Tuesday, November 04, 2014

Moving From the Public to the Private Sector...Switching Tracks

At least one time every week, I am contacted by someone who was in the FBI, Secret Service, Department of State, CIA, Customs and Border Protection, US Marshalls, Military or Law Enforcement asking how I can help them to approach their transition to a private sector corporate job.

This type of transition does happen and it is entirely possible.  More often than not, the approach that people who are making this public sector to private employment transition could be improved upon.

Here are a few thoughts to consider:

  • The audience you will serve and work with in your new career speaks a different language than you likely did in your first career.
  • The way you communicate on your resume needs to align with the way your second career audience communicates.
  • Writing and speaking in acronyms and abbreviations will not make your transition to a private sector career easy.
  • The private sector career you’re considering may be with a business. Businesses operate on the basis of profit and loss.  You must learn to think, act and communicate like a business person.
  • In law enforcement, your authority may have come from investigating and/or enforcing criminal laws and procedures.  The business environment is different.  You will have to earn your new authority by building relationships, solving problems that matter to the business and demonstrating business value to business people.

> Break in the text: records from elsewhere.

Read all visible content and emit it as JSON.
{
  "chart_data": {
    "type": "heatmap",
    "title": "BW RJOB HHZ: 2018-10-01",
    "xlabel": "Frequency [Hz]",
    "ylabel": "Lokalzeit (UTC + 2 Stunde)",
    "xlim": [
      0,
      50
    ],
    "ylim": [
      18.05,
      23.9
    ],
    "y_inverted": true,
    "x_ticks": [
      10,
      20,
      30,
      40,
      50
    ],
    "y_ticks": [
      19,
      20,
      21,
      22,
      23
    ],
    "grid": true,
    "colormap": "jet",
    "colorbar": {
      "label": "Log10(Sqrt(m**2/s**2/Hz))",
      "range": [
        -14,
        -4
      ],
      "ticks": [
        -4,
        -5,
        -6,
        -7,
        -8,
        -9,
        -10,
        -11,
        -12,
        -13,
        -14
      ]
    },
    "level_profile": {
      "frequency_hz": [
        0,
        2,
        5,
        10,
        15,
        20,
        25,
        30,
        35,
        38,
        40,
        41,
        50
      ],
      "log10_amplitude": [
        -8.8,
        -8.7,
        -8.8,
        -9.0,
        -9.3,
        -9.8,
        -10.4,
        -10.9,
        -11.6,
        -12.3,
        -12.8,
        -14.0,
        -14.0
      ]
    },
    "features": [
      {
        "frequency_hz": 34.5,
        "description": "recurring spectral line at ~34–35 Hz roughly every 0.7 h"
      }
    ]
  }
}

There is significant value you can bring to the private sector from your first career experiences.  In order to make this transition successfully, you need to address these issues and more:

  • A resume that speaks in the language of your desired new audience.
  • A LinkedIn presence that aligns with your resume and communicates your business value clearly to your desired new audience.
  • Understand your own risk tolerance and make sure your risk tolerance properly aligns with the risk tolerance of the company you're considering joining.
  • To interview in a way that convinces your private sector audience that you have the capacity to learn and understand their business drivers and business culture.
  • Demonstrate the ability to support and enable business development, collaborate effectively, systematically assess risks, communicate and implement risk mitigation strategies.